Можно еще долго рыться в двигателе этой прозы, но вряд ли стоит; механика даниловского текста не поменялась, он здесь абсолютно хрестоматийный — все тот же протокол бытия, исполненный во все том же смешливом темпоритме. Только улыбка местами подрагивает, и лишь это в «Пустых поездах...» на самом-то деле и важно.
«Универсальный опыт неприметной жизни, помноженный на вечное разглядывание в ней чего‑то значительного, всегда и был основным содержанием творчества Данилова, — писал я после выхода „Саша, привет!“ (простите за самоцитату). — А его личный опыт <...> почти всегда являлся этакой формочкой для льда, придававшей тексту, пардон, форму».
Формула остается без изменений. Значительное в «Пустых поездах...»: смерть мамы, которая случается между первым и вторым очерком; вернее, молчаливое проживание Даниловым этой смерти. А «формочка» — те самые терапевтические поездки, которые затем, согласно природе авторского таланта, превратились в литературу.
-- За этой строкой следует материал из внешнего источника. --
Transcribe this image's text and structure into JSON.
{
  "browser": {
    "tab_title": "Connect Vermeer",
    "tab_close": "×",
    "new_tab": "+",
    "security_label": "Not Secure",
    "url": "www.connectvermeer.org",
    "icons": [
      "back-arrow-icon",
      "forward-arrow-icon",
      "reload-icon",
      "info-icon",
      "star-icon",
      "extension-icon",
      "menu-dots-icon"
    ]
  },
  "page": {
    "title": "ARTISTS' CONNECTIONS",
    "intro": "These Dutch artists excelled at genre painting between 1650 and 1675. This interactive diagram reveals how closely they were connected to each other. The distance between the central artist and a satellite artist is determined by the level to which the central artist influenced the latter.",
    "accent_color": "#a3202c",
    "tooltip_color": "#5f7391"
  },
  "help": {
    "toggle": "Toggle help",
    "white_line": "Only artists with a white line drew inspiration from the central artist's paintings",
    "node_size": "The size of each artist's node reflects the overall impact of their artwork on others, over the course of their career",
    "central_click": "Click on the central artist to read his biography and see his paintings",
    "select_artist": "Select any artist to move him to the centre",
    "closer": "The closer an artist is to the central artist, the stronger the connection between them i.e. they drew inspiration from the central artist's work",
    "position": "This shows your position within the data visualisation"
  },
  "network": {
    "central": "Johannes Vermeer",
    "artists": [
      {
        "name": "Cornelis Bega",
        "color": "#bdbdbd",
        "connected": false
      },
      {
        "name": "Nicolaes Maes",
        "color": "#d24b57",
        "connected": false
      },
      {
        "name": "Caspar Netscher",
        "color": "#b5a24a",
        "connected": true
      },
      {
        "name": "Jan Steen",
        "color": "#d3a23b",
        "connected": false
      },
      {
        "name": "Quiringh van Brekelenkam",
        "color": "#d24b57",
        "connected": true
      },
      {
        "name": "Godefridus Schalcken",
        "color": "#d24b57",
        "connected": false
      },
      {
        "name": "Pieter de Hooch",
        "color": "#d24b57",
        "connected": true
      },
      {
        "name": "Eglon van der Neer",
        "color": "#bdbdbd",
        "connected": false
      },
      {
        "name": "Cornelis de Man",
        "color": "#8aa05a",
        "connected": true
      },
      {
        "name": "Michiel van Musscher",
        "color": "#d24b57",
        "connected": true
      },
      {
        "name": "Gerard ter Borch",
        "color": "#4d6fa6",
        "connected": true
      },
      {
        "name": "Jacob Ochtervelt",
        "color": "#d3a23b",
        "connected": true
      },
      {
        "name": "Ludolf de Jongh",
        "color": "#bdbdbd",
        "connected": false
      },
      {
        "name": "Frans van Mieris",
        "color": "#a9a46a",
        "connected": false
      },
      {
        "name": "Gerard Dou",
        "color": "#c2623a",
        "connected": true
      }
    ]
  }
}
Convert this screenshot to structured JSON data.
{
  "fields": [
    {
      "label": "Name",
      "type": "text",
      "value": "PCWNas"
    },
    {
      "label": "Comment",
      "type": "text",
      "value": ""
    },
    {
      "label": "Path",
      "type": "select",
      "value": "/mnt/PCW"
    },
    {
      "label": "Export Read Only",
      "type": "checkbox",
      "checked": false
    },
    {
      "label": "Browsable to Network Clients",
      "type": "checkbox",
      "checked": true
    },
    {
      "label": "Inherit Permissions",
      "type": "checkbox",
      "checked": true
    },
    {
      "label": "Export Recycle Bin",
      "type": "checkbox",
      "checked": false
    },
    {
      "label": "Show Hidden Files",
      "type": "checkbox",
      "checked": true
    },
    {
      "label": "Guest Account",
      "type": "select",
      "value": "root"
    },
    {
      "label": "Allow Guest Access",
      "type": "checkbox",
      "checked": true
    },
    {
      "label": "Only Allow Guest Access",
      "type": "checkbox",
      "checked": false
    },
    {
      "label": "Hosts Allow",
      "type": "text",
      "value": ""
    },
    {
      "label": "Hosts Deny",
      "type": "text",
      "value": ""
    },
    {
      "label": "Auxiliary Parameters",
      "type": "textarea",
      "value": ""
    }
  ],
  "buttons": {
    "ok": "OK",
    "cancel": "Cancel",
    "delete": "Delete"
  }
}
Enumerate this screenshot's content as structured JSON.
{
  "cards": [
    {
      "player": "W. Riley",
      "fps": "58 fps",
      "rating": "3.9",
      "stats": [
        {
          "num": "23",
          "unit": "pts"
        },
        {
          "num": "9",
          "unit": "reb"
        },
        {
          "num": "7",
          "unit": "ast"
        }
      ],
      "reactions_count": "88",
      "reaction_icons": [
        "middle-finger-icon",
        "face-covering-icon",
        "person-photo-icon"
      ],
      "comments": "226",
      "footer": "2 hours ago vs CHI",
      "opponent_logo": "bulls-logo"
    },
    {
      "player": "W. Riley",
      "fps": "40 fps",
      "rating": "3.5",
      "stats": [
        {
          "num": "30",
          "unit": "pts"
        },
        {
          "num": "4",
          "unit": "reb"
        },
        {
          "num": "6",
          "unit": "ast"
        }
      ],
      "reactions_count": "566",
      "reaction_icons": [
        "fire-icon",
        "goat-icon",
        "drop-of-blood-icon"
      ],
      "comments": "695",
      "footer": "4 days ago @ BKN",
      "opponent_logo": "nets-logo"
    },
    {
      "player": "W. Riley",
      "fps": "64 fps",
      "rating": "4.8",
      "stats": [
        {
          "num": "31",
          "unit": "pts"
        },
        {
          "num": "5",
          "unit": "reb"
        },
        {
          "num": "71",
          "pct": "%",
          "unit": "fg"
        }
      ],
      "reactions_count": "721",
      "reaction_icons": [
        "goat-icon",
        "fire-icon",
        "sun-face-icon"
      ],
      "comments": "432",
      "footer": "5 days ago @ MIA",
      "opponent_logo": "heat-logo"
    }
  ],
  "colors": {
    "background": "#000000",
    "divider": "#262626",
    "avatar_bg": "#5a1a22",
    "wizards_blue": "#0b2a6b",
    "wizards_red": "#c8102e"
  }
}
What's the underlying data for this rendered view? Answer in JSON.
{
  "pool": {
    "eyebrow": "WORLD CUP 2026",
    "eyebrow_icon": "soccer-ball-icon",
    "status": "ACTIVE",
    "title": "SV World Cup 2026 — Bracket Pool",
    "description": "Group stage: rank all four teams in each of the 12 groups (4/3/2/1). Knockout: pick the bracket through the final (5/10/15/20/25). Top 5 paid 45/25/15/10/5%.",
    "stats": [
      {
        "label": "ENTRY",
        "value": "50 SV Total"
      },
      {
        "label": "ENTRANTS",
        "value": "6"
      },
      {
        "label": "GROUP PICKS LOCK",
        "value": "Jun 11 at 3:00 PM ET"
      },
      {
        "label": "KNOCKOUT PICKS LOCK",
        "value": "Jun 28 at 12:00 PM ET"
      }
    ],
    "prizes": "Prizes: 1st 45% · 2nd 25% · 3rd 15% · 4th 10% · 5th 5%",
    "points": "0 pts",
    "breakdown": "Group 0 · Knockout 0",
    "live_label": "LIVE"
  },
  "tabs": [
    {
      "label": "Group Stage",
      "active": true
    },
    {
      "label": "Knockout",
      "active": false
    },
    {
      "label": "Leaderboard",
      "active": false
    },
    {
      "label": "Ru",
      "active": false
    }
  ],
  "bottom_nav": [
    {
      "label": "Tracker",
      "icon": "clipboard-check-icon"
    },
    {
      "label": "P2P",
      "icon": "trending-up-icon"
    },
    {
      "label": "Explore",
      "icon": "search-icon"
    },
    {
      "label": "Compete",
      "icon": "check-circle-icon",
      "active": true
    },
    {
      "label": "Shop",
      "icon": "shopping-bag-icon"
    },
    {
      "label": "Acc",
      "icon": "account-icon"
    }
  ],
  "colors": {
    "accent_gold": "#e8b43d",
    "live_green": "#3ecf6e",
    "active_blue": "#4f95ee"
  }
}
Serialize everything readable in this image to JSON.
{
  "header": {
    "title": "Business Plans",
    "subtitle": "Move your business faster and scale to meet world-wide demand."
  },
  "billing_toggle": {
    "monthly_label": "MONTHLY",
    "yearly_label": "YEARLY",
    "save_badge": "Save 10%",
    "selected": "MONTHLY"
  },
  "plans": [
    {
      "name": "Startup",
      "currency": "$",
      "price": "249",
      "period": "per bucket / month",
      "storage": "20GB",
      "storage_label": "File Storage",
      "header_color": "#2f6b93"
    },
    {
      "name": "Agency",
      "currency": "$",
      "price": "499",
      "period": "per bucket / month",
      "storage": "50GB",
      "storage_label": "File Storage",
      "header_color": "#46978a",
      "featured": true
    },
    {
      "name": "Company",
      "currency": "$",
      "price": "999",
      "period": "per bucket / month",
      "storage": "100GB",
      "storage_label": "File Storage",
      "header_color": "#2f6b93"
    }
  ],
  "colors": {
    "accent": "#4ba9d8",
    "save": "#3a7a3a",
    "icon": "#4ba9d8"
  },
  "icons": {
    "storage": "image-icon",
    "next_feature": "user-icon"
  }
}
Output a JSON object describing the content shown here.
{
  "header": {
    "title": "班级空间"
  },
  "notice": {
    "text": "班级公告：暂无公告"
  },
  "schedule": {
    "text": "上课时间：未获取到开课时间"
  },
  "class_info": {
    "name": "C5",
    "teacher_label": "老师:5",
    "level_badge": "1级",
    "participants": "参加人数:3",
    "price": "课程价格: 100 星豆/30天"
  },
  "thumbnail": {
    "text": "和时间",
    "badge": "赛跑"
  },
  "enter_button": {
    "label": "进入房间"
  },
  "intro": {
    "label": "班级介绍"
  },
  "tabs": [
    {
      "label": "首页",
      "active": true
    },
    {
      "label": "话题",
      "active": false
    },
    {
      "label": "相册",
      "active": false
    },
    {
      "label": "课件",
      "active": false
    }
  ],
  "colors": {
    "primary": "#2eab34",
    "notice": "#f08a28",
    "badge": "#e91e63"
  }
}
Превратились сами собой — Данилов, опять же, сам рассказывает об этом Наталье Ломыкиной: «Первые две поездки я совершил, чтобы отвлечься от тягот жизни. <...> У меня тогда мама лежала в ковидном госпитале, тяжело болела и вскоре после этого умерла. Это было очень тяжелое время для меня и моей семьи. Поездка помогла мне немного отвлечься. <...> Мне было тихо и спокойно, и я написал текст про эту поездку просто по привычке».
Кажется, есть что-то глубоко порочное в традиции, которая заставляет писать уйму слов, городить какой-то там литературный анализ, чтобы выдать потом простое человеческое: это книга о проживании утраты. Потому что «Пустые поезда 2022 года» то ли в первую очередь, то ли в конечном счете именно об этом, а все остальные интерпретации и смыслы — дело даже не десятое. Интерпретации и смыслы, между нами говоря, вообще изрядно переоценены.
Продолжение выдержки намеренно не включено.